Perhaps the policeman would notice the light on and the door unfastened and come in? Then he would say, ‘I congratulate you, Mr Budd, on having captured a very dangerous criminal.’ But supposing the policeman didn’t happen to notice – and Mr Budd would have to stand all the time, and he would get exhausted and his attention would relax, and then—
After all, Mr Budd wasn’t called upon to arrest the man himself. ‘Information leading to arrest’ – those were the words. He would be able to tell them the wanted man had been there, that he would now have dark brown hair and moustache and no beard. He might even shadow him when he left – he might—
It was at this moment that the Great Inspiration came to Mr Budd.
As he fetched a bottle from the glass-fronted case he remembered, with odd vividness, an old-fashioned wooden paper-knife that had belonged to his mother. Between sprigs of blue-forget-me-not, hand-painted, it bore the inscription ‘Knowledge is Power’.
A strange freedom and confidence were vouchsafed to Mr Budd; his mind was alert; he removed the razors with an easy, natural movement, and made nonchalant conversation as he skilfully applied the dark-brown tint.
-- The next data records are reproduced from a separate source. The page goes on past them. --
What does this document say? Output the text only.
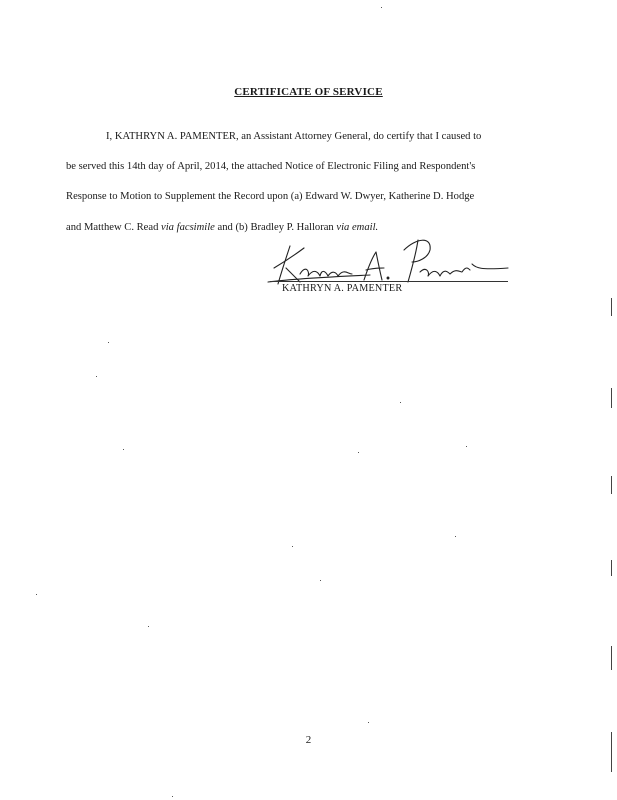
CERTIFICATE OF SERVICE
I, KATHRYN A. PAMENTER, an Assistant Attorney General, do certify that I caused to
be served this 14th day of April, 2014, the attached Notice of Electronic Filing and Respondent's
Response to Motion to Supplement the Record upon (a) Edward W. Dwyer, Katherine D. Hodge
and Matthew C. Read via facsimile and (b) Bradley P. Halloran via email.
KATHRYN A. PAMENTER
2
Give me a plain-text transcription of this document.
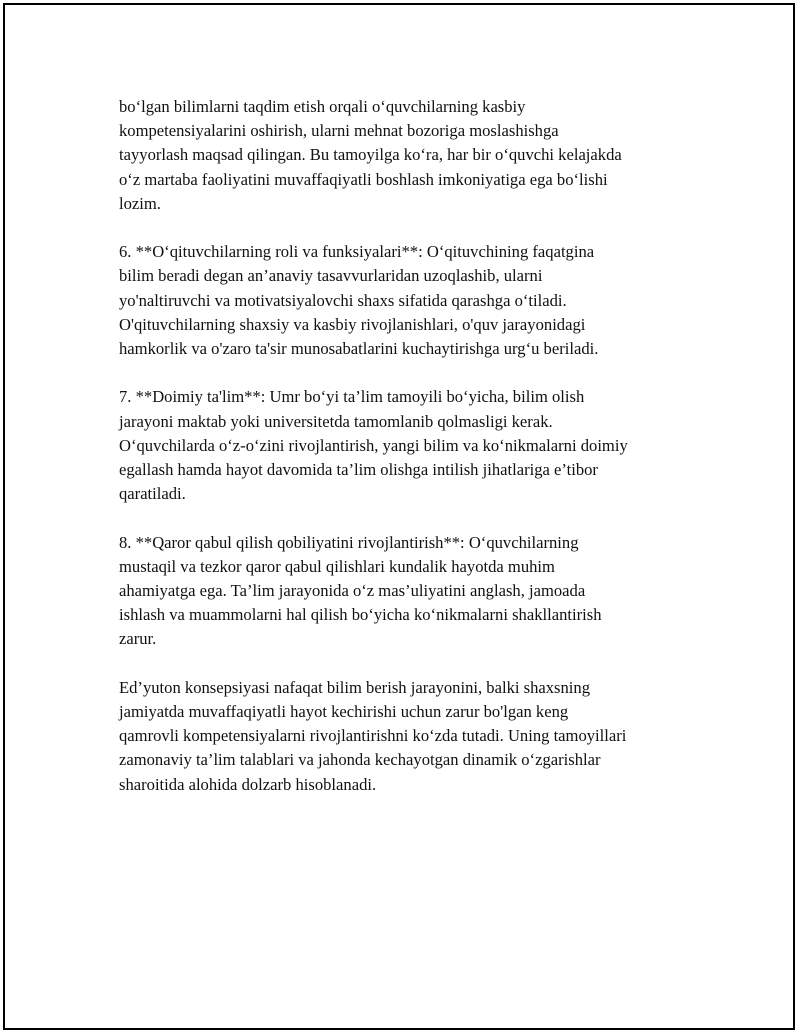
bo‘lgan bilimlarni taqdim etish orqali o‘quvchilarning kasbiy
kompetensiyalarini oshirish, ularni mehnat bozoriga moslashishga
tayyorlash maqsad qilingan. Bu tamoyilga ko‘ra, har bir o‘quvchi kelajakda
o‘z martaba faoliyatini muvaffaqiyatli boshlash imkoniyatiga ega bo‘lishi
lozim.

6. **O‘qituvchilarning roli va funksiyalari**: O‘qituvchining faqatgina
bilim beradi degan an’anaviy tasavvurlaridan uzoqlashib, ularni
yo'naltiruvchi va motivatsiyalovchi shaxs sifatida qarashga o‘tiladi.
O'qituvchilarning shaxsiy va kasbiy rivojlanishlari, o'quv jarayonidagi
hamkorlik va o'zaro ta'sir munosabatlarini kuchaytirishga urg‘u beriladi.

7. **Doimiy ta'lim**: Umr bo‘yi ta’lim tamoyili bo‘yicha, bilim olish
jarayoni maktab yoki universitetda tamomlanib qolmasligi kerak.
O‘quvchilarda o‘z-o‘zini rivojlantirish, yangi bilim va ko‘nikmalarni doimiy
egallash hamda hayot davomida ta’lim olishga intilish jihatlariga e’tibor
qaratiladi.

8. **Qaror qabul qilish qobiliyatini rivojlantirish**: O‘quvchilarning
mustaqil va tezkor qaror qabul qilishlari kundalik hayotda muhim
ahamiyatga ega. Ta’lim jarayonida o‘z mas’uliyatini anglash, jamoada
ishlash va muammolarni hal qilish bo‘yicha ko‘nikmalarni shakllantirish
zarur.

Ed’yuton konsepsiyasi nafaqat bilim berish jarayonini, balki shaxsning
jamiyatda muvaffaqiyatli hayot kechirishi uchun zarur bo'lgan keng
qamrovli kompetensiyalarni rivojlantirishni ko‘zda tutadi. Uning tamoyillari
zamonaviy ta’lim talablari va jahonda kechayotgan dinamik o‘zgarishlar
sharoitida alohida dolzarb hisoblanadi.
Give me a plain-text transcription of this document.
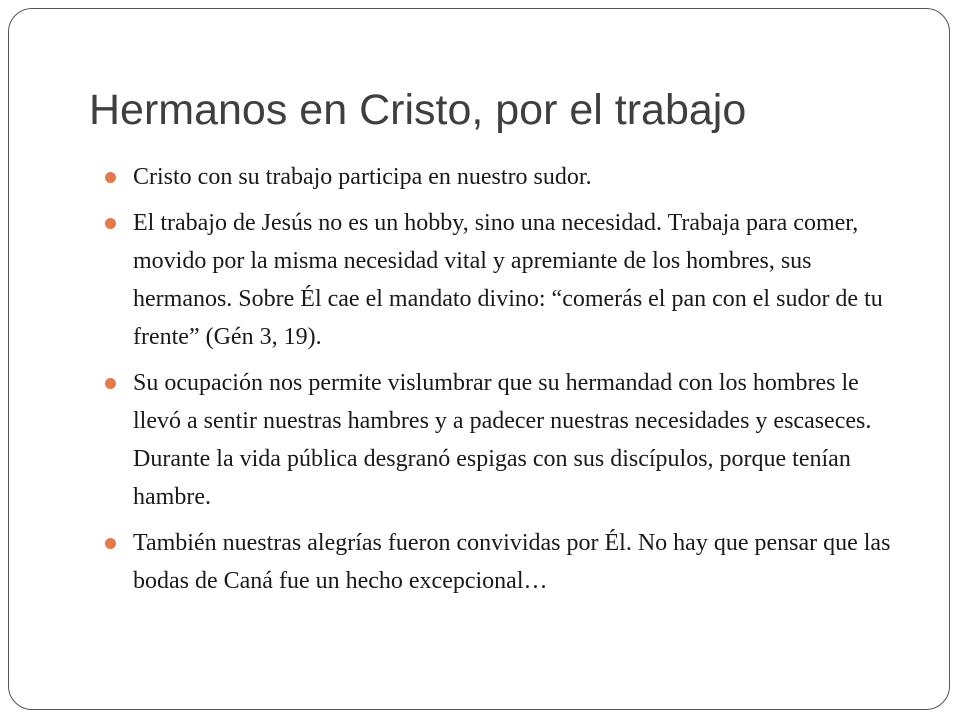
Hermanos en Cristo, por el trabajo
Cristo con su trabajo participa en nuestro sudor.
El trabajo de Jesús no es un hobby, sino una necesidad. Trabaja para comer, movido por la misma necesidad vital y apremiante de los hombres, sus hermanos. Sobre Él cae el mandato divino: “comerás el pan con el sudor de tu frente” (Gén 3, 19).
Su ocupación nos permite vislumbrar que su hermandad con los hombres le llevó a sentir nuestras hambres y a padecer nuestras necesidades y escaseces. Durante la vida pública desgranó espigas con sus discípulos, porque tenían hambre.
También nuestras alegrías fueron convividas por Él. No hay que pensar que las bodas de Caná fue un hecho excepcional…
The streets were less crowded when Mr Budd let his customer out. He watched the tall figure cross Grosvenor Place and climb on to a 24 bus.
‘But that was only his artfulness,’ said Mr Budd, as he put on his hat and coat and ext
inguished the lights carefully, ‘he’ll take another at Victoria, like as not, and be making tracks from Charing Cross or Waterloo.’
He closed the shop door, shook it, as was his wont, to make sure that the lock had caught properly, and in his turn made his way, by means of a 24, to the top of Whitehall.
The policeman was a little condescending at first when Mr Budd demanded to see ‘somebody very high up,’ but finding the little barber insist so earnestly that he had news of the Manchester murderer, and that there wasn’t any time to lose, he consented to pass him through.
Mr Budd was interviewed first by an important-looking inspector in uniform, who listened very politely to his story and made him repeat very carefully about the gold tooth and the thumbnail and the hair which had been black before it was grey or red and was now dark-brown.
The inspector then touched a bell, and said, ‘Perkins, I think Sir Andrew would like to see this gentleman at once,’ and he was taken to another room, where sat a very shrewd, genial gentleman in mufti, who heard him with even greater attention, and called in another inspector to listen too, and to take down a very exact description of – yes, surely the undoubted William Strickland as he now appeared.
‘But there’s one thing more,’ said Mr Budd – ‘and I’m sure to goodness,’ he added, ‘I hope, sir, it is the right man, because if it isn’t it’ll be the ruin of me—’
He crushed his soft hat into an agitated ball as he leant across the table, breathlessly uttering the story of his great professional betrayal.